It can take a great deal of time and courage to make the leap into starting your own business. Questions such as “Can I really earn a living doing what I love?” “Is the competition too tough” or even simply “Will this work?” are all common among budding entrepreneurs, so how do you know when it’s the right time to say ‘Yes’?
The timing of that crucial decision point, and the journey to get there, is different for everyone. It can be a moment when they decide to apply for funding, to create a website, or draft up a business plan. For budding entrepreneurs looking to take their first step into the world of business ownership, however big or small, that vital ‘Yes’ moment can be life-changing.
Here, business owners from across the UK who took out a government-backed Start Up Loan share what that ‘Yes’ moment looked like for them, how they got to that point, and how it felt. Their inspiring stories show the reality of starting a business is always daunting, and give their tips on how to feel the fear and do it anyway.
Eleanor Howie secured finance of £6,500 through Start Up Loans delivery partner Virgin StartUp in Spring 2020. Her business provides empowering lingerie for women who have been impacted by breast cancer or risk-reducing mastectomies.
Her mother had breast cancer when Eleanor was very small and following surgery struggled to find lingerie that wasn’t frumpy, beige, and clinical. Eleanor had a risk-reducing mastectomy when she was just 24 years old and found that nothing had improved over time in terms of the availability of contemporary post-surgery underwear. This had a real impact on her self-esteem, so a few years later she decided to do something herself.
Eleanor is very conscious of the fashion industry being problematic in contributing to the climate crisis and does not want to be a part of the problem. Valiant Lingerie’s collection is made using yarn from recycled fishing nets. The fabric is soft and functional, but also sustainable and recyclable. All products in the line are produced by a small UK-based partner, cutting down on their carbon footprint.
Eleanor Howie, Founder of Valiant Lingerie, said:
“I think looking back, the advice I’d give to myself is to believe in myself. I’m the kind of person that likes to be really prepared so, I went through all the stages that I would recommend anyone does: I did my research, I looked at my competitors and I really thought about what made my product special.”

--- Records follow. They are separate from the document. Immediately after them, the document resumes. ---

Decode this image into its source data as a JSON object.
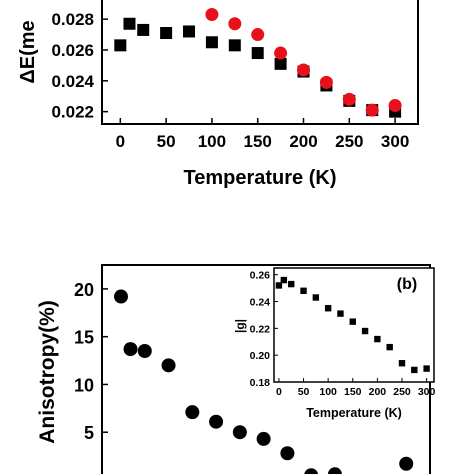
{
  "chart_data": [
    {
      "type": "scatter",
      "title": "",
      "xlabel": "Temperature (K)",
      "ylabel": "ΔE(me",
      "xlim": [
        -20,
        325
      ],
      "ylim": [
        0.0212,
        0.0295
      ],
      "xticks": [
        0,
        50,
        100,
        150,
        200,
        250,
        300
      ],
      "yticks": [
        0.022,
        0.024,
        0.026,
        0.028
      ],
      "ytick_labels": [
        "0.022",
        "0.024",
        "0.026",
        "0.028"
      ],
      "grid": false,
      "series": [
        {
          "marker": "square",
          "color": "#000000",
          "x": [
            0,
            10,
            25,
            50,
            75,
            100,
            125,
            150,
            175,
            200,
            225,
            250,
            275,
            300
          ],
          "y": [
            0.0263,
            0.0277,
            0.0273,
            0.0271,
            0.0272,
            0.0265,
            0.0263,
            0.0258,
            0.0251,
            0.0246,
            0.0237,
            0.0227,
            0.0221,
            0.022
          ]
        },
        {
          "marker": "circle",
          "color": "#e8101a",
          "x": [
            100,
            125,
            150,
            175,
            200,
            225,
            250,
            275,
            300
          ],
          "y": [
            0.0283,
            0.0277,
            0.027,
            0.0258,
            0.0247,
            0.0239,
            0.0228,
            0.0221,
            0.0224
          ]
        }
      ]
    },
    {
      "type": "scatter",
      "title": "",
      "xlabel": "",
      "ylabel": "Anisotropy(%)",
      "xlim": [
        -20,
        325
      ],
      "ylim": [
        0,
        22.5
      ],
      "yticks": [
        5,
        10,
        15,
        20
      ],
      "ytick_labels": [
        "5",
        "10",
        "15",
        "20"
      ],
      "grid": false,
      "series": [
        {
          "marker": "circle",
          "color": "#000000",
          "x": [
            0,
            10,
            25,
            50,
            75,
            100,
            125,
            150,
            175,
            200,
            225,
            300
          ],
          "y": [
            19.2,
            13.7,
            13.5,
            12.0,
            7.1,
            6.1,
            5.0,
            4.3,
            2.8,
            0.5,
            0.6,
            1.7
          ]
        }
      ]
    },
    {
      "type": "scatter",
      "title": "",
      "panel_label": "(b)",
      "xlabel": "Temperature (K)",
      "ylabel": "|g|",
      "xlim": [
        -10,
        315
      ],
      "ylim": [
        0.18,
        0.265
      ],
      "xticks": [
        0,
        50,
        100,
        150,
        200,
        250,
        300
      ],
      "yticks": [
        0.18,
        0.2,
        0.22,
        0.24,
        0.26
      ],
      "ytick_labels": [
        "0.18",
        "0.20",
        "0.22",
        "0.24",
        "0.26"
      ],
      "grid": false,
      "series": [
        {
          "marker": "square",
          "color": "#000000",
          "x": [
            0,
            10,
            25,
            50,
            75,
            100,
            125,
            150,
            175,
            200,
            225,
            250,
            275,
            300
          ],
          "y": [
            0.252,
            0.256,
            0.253,
            0.248,
            0.243,
            0.235,
            0.231,
            0.225,
            0.218,
            0.212,
            0.206,
            0.194,
            0.189,
            0.19
          ]
        }
      ]
    }
  ]
}
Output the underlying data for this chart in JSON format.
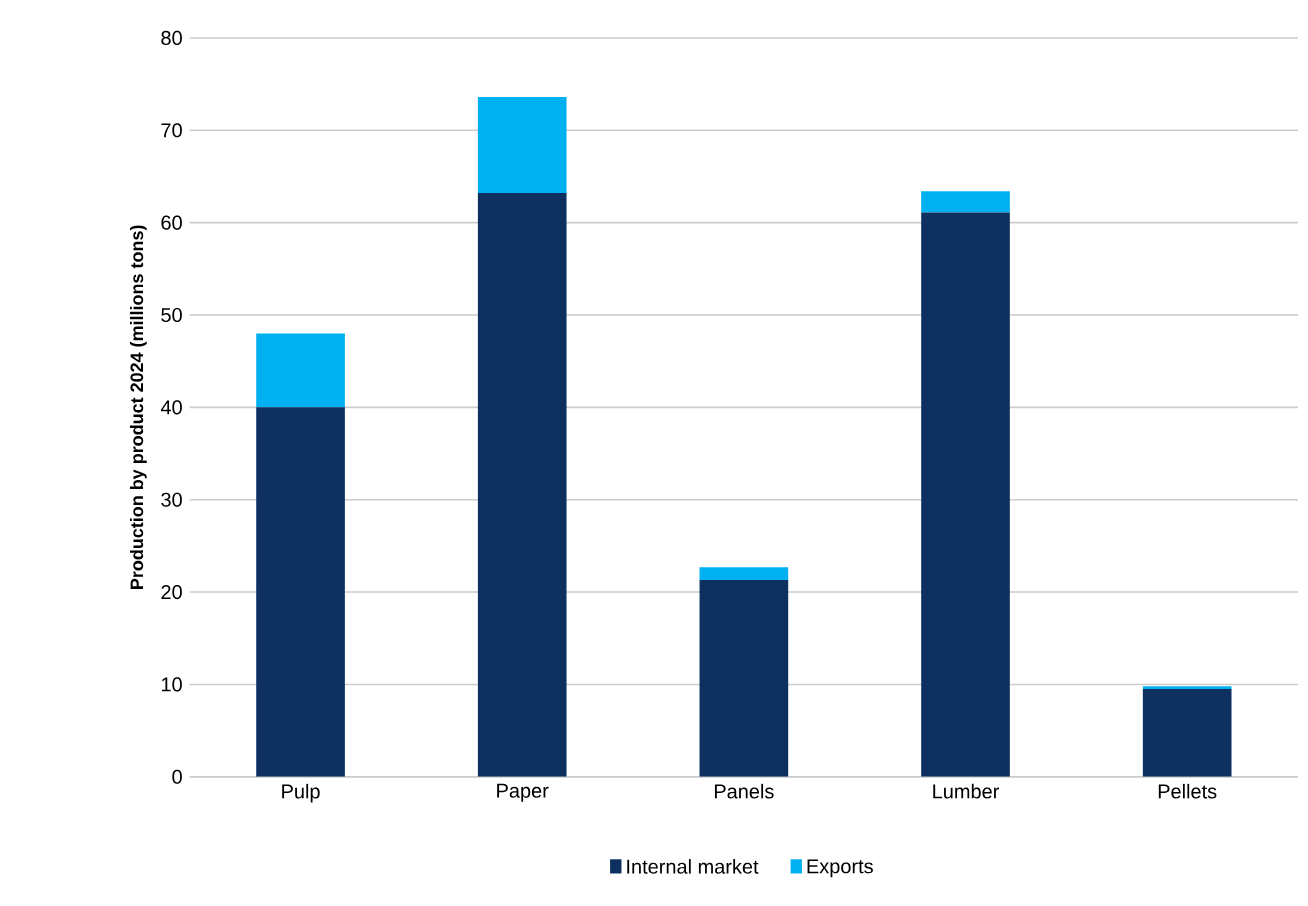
{
  "chart_data": {
    "type": "bar",
    "stacked": true,
    "ylabel": "Production by product 2024 (millions tons)",
    "categories": [
      "Pulp",
      "Paper",
      "Panels",
      "Lumber",
      "Pellets"
    ],
    "series": [
      {
        "name": "Internal market",
        "color": "#0d3060",
        "values": [
          40,
          63.2,
          21.3,
          61.1,
          9.5
        ]
      },
      {
        "name": "Exports",
        "color": "#00b0f0",
        "values": [
          8,
          10.4,
          1.4,
          2.3,
          0.3
        ]
      }
    ],
    "ylim": [
      0,
      80
    ],
    "yticks": [
      0,
      10,
      20,
      30,
      40,
      50,
      60,
      70,
      80
    ],
    "grid": "y",
    "legend": "bottom"
  }
}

“But I think it’s really easy to become paralysed by that and to want to hold back getting started until everything is perfect. The reality is it’s never going to be perfect. It’s never going to be the perfect time. Believe in yourself and get going.”
Rahma Ahmed Ali and Nura Nur secured a Start Up Loan of £10,000 in July 2021 through Sharia Enterprise to start their alternative dairy brand Tribal Milk. Tribal Milk drinks use camel milk, which is a staple product in Africa and has many health benefits including less lactose, higher protein and less saturated fat compared to cow’s milk. Rahma and Nura plan to launch their products in early 2022 and to continue to develop innovative products with a dairy twist.
Rahma Ahmed Ali, Co-Founder of Tribal Milk, said:
“Deciding to say ‘Yes’ to starting my own business was a very daunting and nerve-wrecking decision. However, looking back at it now, it was one of the best decisions that I’ve ever made, and it makes me very hopeful for the future knowing that this brand that we have worked hard to build is growing and will hopefully continue to grow.
“For individuals deciding whether to say ‘Yes’ to starting a business, we recommend looking at the absolute minimum you need to get started, whether that be finding a mentor or applying for funding, and just doing it. You need to get going and build to succeed.”
Since the Start Up Loans programme began in 2012, the programme has delivered more than 90,552 loans of up to £25,000 to business owners across the UK who said “yes”, amounting to more than £819 million. Of those who have since received a loan, 40% were women; more than 20% were people from Black, Asian, and other ethnic minority communities (excluding White minorities); and over 30% were previously unemployed.